I’d imagine most Spurs fans in residence would’ve been delighted if their eyes had not only closed of their own volition on Sunday, but detached at the optic nerve, rolled down the Stevenage high street and found a nice puddle to drown in.
Eyes have lungs, right?
The encouraging news is that we’re still in the Hat and should we inch past Boro in the replay, a favourable home draw with Bolton awaits us in the quarters. Nothing bad can come of this. Trust me, I’m a scientist.
Soggy-faced porn merchant, David Sullivan, has made some curious noises this week, regarding Scott Parker’s last days at the Boleyn Ground. I wouldn’t usually waste time with this sort of guff, but it does strike me as bad form to deride a player who essentially carried West Ham last season. Sure, where he carried them was straight into the Championship, but he did play jolly well whilst he was at it. Here’s what uncle David said:
“This might not please many people but look at Scott Parker’s performance in the first five games this season,” Sullivan told the ‘West Ham til I die’ website.

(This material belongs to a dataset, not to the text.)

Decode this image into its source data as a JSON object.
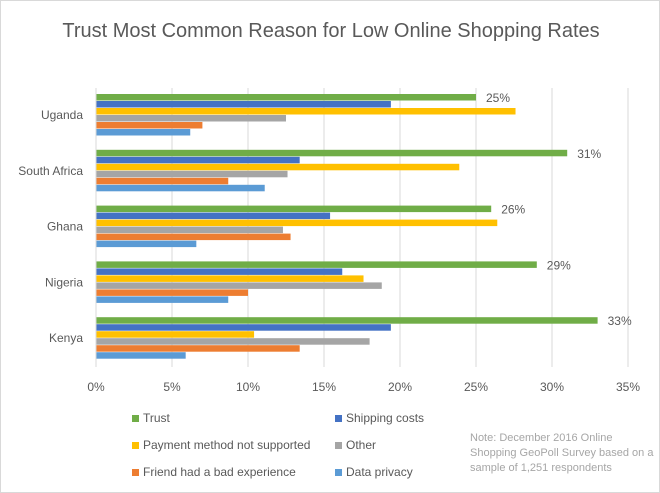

“To me it didn’t look like he was doing the tackling you’d normally expect him to do.
“He was running about, he was doing okay but he wasn’t doing the tackling we know he can do because he knew that the one thing that would stop a move, would be an injury.
“To me it looked like he didn’t want to be there. He told us he didn’t want to be there.
“He was protecting himself, either consciously or subconsciously. He’s gone to Spurs and he is back to his old self.”
Well, I suppose you can’t spell bitter without t-i-t.